Hará unos seis años en Barcelona, quede con unos amigos para cenar. Entre ellos estaba Jordi. Un chico de 25 años, con el que había quedado solo unas 3 o 4 veces.
Jordi era un chico alegre que siempre veía las cosas de forma positiva y tenía mucha confianza en si mismo. Era un placer hablar con él.
Aunque habíamos quedado pocas veces, congeniábamos muy bien. Teníamos el mismo sentido del humor y hacíamos bromas sobre las mismas tonterías.
Después de reírnos a más no poder durante la cena, acordamos vernos de nuevo:
—Oye Jordi —le dije—. La semana que viene tenemos que vernos otra vez.
—Claro que sí. Hacia tiempo que no me reía tanto.
Muerte de un amigo
Este fue el último día que lo vi. Dos días más tarde, un amigo me llamo. Me dijo que el día de la cena, cuando Jordi volvía a casa en coche, tuvo un accidente de tráfico y murió en el acto.

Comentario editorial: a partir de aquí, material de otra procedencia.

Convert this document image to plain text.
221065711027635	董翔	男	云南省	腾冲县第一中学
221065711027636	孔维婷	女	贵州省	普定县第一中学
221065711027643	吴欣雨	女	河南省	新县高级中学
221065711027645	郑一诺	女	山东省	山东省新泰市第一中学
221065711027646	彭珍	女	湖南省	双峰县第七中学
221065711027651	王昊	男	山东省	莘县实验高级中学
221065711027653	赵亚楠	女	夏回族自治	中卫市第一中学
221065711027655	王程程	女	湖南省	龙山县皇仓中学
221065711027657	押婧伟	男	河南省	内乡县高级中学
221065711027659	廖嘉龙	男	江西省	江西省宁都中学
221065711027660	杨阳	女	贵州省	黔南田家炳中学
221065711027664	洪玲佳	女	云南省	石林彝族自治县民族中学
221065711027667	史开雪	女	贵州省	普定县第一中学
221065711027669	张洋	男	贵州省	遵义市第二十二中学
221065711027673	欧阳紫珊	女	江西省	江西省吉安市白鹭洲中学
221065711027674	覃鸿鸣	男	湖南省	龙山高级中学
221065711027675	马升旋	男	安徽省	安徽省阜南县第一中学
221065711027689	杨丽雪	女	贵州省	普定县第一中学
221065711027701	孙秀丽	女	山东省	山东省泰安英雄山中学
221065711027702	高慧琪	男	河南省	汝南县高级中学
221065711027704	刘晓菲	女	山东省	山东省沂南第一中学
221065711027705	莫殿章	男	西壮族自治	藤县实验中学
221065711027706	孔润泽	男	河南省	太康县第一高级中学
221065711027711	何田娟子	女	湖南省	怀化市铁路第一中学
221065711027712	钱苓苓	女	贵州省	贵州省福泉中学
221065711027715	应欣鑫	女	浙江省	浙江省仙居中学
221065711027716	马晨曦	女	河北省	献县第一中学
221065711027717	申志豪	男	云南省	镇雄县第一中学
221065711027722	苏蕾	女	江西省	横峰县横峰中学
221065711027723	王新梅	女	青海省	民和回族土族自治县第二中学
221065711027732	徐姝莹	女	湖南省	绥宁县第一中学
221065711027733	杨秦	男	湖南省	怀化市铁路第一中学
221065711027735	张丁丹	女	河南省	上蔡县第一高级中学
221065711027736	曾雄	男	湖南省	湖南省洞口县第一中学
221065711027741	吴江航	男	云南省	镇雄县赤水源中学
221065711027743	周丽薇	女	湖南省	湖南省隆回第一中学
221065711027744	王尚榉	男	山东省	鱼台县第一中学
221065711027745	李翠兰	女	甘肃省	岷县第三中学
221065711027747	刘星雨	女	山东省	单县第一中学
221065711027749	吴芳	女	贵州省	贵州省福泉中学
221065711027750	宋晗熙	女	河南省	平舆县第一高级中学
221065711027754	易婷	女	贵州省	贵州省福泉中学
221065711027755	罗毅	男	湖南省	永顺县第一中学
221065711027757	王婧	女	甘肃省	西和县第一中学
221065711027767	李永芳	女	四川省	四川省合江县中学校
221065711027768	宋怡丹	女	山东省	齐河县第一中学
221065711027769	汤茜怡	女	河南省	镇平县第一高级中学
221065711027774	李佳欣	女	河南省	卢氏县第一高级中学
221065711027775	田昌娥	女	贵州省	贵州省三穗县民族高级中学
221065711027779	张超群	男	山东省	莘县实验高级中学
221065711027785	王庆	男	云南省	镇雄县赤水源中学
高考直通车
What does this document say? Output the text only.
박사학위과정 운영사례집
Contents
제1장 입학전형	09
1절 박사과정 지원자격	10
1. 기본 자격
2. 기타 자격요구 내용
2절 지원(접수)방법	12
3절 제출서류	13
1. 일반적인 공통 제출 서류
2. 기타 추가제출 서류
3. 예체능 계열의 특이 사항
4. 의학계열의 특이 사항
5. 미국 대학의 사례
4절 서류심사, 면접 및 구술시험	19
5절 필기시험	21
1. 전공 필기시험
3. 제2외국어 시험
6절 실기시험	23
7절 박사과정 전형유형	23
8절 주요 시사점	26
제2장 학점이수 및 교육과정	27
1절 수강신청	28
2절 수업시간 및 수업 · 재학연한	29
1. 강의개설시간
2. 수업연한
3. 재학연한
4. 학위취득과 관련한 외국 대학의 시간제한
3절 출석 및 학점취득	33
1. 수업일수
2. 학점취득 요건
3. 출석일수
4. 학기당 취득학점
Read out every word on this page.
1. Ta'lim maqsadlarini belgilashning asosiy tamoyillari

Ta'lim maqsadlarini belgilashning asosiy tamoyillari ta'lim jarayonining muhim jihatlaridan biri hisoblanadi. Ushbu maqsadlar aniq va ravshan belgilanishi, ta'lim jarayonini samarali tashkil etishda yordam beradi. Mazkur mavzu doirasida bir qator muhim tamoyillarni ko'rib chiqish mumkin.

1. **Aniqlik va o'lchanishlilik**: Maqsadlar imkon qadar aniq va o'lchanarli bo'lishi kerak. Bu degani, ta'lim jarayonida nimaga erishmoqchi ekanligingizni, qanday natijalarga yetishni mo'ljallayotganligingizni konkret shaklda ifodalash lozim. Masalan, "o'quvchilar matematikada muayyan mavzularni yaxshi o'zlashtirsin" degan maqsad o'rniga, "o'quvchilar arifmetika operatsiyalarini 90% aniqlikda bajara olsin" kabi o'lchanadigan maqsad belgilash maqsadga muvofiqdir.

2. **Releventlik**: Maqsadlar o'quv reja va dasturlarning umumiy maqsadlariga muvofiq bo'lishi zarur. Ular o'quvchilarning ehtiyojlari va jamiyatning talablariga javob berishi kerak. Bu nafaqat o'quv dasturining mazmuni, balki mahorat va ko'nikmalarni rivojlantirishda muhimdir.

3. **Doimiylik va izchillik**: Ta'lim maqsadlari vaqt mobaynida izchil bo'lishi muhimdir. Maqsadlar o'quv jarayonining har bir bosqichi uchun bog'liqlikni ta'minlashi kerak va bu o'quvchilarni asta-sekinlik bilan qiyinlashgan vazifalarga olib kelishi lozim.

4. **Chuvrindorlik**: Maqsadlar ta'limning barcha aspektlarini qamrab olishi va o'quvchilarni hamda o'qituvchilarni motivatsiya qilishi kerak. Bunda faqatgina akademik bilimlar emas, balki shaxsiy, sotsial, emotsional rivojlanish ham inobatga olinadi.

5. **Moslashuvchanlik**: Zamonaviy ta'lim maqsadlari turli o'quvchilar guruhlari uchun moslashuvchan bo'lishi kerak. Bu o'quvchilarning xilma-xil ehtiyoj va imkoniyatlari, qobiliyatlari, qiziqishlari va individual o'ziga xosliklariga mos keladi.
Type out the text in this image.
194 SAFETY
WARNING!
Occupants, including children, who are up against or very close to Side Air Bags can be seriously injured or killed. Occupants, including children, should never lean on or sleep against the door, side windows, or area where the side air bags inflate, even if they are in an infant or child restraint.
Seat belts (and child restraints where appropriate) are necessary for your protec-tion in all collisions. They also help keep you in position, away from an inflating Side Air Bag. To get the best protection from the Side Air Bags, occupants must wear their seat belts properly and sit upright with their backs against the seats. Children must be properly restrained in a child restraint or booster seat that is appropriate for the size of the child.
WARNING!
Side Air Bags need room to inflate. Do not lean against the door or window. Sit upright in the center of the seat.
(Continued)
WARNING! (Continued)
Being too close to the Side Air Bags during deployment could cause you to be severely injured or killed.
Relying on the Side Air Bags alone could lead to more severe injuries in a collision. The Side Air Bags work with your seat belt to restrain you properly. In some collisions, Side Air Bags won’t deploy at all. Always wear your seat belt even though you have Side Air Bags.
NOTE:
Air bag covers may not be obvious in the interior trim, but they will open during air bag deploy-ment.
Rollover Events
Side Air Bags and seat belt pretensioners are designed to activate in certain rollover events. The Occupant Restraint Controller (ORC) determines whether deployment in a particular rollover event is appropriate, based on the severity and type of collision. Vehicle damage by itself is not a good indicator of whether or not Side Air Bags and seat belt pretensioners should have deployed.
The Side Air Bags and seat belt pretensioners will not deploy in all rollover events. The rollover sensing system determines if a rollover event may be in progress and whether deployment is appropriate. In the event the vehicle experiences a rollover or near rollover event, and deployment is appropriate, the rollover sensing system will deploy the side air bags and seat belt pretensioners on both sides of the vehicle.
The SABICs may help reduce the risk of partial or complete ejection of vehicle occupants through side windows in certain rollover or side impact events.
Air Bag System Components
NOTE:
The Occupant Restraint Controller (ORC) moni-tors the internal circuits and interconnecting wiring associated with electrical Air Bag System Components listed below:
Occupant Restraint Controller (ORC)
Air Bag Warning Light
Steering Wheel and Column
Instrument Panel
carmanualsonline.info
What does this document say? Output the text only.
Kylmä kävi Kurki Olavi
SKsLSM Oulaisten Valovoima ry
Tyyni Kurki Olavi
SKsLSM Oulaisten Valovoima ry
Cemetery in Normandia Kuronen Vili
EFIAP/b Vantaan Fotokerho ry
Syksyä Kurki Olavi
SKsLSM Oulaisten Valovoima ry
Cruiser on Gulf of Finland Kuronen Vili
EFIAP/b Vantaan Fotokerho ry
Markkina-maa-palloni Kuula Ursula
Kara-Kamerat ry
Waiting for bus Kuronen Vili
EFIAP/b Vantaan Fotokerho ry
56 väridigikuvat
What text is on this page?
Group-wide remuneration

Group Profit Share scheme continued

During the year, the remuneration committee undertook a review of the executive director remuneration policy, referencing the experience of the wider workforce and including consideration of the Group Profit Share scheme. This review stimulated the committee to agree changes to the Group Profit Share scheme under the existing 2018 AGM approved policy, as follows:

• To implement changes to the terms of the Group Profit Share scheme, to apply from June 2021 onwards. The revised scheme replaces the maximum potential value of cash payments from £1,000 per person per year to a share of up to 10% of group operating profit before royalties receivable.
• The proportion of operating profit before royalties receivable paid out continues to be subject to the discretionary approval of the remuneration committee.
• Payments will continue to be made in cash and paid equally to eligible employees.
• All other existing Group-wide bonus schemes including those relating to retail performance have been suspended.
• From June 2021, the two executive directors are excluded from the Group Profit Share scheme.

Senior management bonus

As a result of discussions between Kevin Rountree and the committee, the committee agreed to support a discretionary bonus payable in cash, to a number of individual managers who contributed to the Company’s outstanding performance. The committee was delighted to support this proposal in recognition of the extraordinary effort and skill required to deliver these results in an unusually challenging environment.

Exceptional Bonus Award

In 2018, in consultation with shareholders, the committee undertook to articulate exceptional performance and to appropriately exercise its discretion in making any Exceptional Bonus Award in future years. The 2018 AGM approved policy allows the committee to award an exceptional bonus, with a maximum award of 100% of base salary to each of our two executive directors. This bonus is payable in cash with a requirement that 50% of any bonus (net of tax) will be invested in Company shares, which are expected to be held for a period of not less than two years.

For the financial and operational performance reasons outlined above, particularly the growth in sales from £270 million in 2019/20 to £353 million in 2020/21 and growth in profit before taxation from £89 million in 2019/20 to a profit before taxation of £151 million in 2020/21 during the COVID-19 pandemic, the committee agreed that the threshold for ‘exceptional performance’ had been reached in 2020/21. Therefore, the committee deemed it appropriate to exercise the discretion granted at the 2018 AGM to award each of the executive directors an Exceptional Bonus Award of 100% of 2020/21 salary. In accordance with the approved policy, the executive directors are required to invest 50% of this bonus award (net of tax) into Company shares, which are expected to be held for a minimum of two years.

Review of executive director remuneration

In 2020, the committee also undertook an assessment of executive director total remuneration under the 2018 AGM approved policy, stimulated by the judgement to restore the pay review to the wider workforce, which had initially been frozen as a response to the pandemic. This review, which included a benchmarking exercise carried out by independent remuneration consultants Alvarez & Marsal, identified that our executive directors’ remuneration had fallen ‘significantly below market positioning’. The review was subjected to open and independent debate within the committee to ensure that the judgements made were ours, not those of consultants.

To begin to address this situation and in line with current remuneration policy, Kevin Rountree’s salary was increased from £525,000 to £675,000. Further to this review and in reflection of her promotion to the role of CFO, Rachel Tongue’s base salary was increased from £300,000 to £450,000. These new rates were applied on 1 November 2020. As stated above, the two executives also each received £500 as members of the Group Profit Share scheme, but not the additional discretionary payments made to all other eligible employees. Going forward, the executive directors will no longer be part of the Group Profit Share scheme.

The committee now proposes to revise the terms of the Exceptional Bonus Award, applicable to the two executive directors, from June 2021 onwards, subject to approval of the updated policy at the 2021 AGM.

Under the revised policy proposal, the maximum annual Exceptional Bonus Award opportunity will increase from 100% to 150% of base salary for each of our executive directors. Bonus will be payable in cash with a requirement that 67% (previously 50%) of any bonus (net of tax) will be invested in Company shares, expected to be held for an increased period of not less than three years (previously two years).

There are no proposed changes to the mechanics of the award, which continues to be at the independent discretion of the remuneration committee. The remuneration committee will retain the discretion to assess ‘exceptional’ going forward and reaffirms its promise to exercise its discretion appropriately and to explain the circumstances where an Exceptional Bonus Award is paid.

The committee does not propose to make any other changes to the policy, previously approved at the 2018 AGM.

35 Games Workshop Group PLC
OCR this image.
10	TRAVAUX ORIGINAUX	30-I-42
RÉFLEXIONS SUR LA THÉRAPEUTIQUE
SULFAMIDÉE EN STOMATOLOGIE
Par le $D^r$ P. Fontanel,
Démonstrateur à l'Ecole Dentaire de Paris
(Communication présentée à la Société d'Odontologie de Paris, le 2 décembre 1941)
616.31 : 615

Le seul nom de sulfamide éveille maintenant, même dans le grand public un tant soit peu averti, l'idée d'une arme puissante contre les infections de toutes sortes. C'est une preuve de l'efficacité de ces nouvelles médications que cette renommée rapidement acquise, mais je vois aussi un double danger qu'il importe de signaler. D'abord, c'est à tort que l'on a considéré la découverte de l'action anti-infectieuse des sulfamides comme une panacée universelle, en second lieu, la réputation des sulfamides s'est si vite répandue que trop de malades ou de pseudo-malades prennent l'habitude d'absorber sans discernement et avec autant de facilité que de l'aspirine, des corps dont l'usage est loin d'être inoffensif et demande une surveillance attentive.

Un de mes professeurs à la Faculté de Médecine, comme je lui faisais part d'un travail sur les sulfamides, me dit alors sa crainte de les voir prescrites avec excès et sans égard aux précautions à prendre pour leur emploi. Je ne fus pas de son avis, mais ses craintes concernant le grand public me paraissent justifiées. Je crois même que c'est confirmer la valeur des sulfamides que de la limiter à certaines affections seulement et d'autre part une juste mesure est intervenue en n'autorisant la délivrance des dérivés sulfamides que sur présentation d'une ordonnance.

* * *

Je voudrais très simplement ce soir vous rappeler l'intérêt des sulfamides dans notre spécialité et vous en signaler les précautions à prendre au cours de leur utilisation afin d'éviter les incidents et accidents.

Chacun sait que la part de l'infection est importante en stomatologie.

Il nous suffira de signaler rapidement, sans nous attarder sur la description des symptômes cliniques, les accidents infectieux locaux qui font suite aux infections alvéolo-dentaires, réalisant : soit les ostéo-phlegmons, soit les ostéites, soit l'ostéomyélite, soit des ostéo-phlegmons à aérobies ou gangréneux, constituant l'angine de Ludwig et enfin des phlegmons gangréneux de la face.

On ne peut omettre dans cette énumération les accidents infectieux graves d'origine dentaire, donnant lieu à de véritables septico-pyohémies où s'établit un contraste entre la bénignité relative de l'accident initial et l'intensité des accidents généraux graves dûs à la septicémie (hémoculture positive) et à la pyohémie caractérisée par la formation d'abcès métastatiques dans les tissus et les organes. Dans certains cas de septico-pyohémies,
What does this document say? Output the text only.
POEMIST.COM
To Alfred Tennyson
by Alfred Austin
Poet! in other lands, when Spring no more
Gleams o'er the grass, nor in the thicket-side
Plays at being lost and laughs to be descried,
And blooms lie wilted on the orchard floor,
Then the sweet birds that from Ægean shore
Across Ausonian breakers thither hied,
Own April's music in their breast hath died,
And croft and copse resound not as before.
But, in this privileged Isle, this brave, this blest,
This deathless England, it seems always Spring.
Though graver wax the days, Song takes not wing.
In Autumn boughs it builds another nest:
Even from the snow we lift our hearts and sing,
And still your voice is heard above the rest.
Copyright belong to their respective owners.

Eso me produjo un estado mental, para el que no estaba preparado. En principio, no pensé que me fuera a afectar demasiado. Jordi y yo congeniábamos muy bien, pero no éramos amigos cercanos.
Por desgracia, estaba totalmente equivocado. Sin darme cuenta, esa experiencia estaba en mi cabeza las 24 horas del día. Al principio no entendí porque. Ahora lo sé.
La negación
Primero está la típica reacción a estos hechos. No querer afrontar la realidad. Incluso en un momento, pensé que lo volvería a ver el fin de semana.
¿Y cuál es la consecuencia?
Eso, por desgracia, hace que tardes más en aceptar la realidad.
La ira
Luego viene la ira contra cualquier cosa que pudiera tener algo que ver con el accidente. El coche, la carretera en mal estado o lo que fuera.
La aceptación
Al final llega el monento de la acentación. Cuando ya no te queda otra que aceptar la realidad de que no lo volvería a ver, ni volveríamos a reírnos juntos.
También tocó aceptar el hecho de que estamos aquí temporalmente. De que no somos inmortales. Ya sabes…
Hoy estamos aquí y mañana quizás no.
Hubo otra cosa muy chocante para mí. Fue que un persona joven como él, tan positiva y llena de vida, desapareciera en un suspiro.
Ni tan solo pude despedirme, joder. Dijimos “nos vemos la semana que viene” no “adios”.
Y luego te preguntas, ¡¿por qué?!
La eterna pregunta. Cuando te cansas de intentar encontrar una respuesta llegas a la conclusión de siempre.
No hay un porqué.
La vida es un regalo con fecha de caducidad. Un fecha que no conocemos. Y quizás sea mejor así.